I really hope they let Penn go over there to challenge Melendez, i'm sure he'd take such a huge fight. Wouldn't make much sense to bring in Pettis just to take him back to the UFC eventually.


----------



## St.Paul Guy (Mar 8, 2011)

I don't think Penn would have too much interest unfortunately.

And I think every UFC contender is going to avoid going to strikeforce at all costs. It's basically career purgatory at this point; even if you manage to be the champ.


----------



## Rauno (Nov 20, 2009)

Pettis confirmed that the rumors are completely false and he is concentrating on his UFC career. Rightfully so imo.


----------



## Canadian Psycho (Apr 22, 2007)

I'm assuming it'll be another bout with Thompson. I doubt very much that we'll ever see UFC contenders 'move down' to SF. And let's be honest, it would certainly seem like a demotion to anyone vying for a UFC title. Not to knock SF, which I often watch, but it certainly seems like a 'feeder organization' to the UFC as of late.

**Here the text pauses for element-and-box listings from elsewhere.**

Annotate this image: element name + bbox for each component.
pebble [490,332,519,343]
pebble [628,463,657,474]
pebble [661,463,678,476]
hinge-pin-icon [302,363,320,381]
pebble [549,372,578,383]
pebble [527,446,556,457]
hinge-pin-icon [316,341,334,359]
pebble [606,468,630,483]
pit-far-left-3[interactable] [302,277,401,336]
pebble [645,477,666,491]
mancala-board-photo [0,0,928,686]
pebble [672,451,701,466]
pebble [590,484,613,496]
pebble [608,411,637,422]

Penn would be an interesting match-up, though as was said, I don't see him taking it. I think he was serious when he called it quits.


----------



## cdtcpl (Mar 9, 2007)

Who would willingly do this other than someone about to get cut?

Maybe Kenflo just to get a belt?


----------



## xxpillowxxjp (Aug 23, 2010)

cdtcpl said:


> Maybe Kenflo just to get a belt?


HAH, that would be hilarious if he actually did..


----------



## LL (Mar 12, 2011)

Pretty sure BJ's retired, don't know why people keep bringing his name up, the guy can only go for a round these days anyway. He's done.

Pettis should take it though, he'd gain a lot from beating the best Lightweight in the world, not that thief holding the UFC belt.


----------



## Canadian Psycho (Apr 22, 2007)

TheLyotoLegion on Ben Henderson's 'controversial' win over Edgar said:


> not that thief holding the UFC belt.





TheLyotoLegion on Lyoto Machida's controversial win over Shogun said:


> the judges opinion means more than yours


:happy03:


----------



## xxpillowxxjp (Aug 23, 2010)

Nice. Rep incoming


Canadian Psycho said:


> :happy03:


----------



## mmajuggalow (Oct 7, 2012)

Can someone tell me how to start a team


----------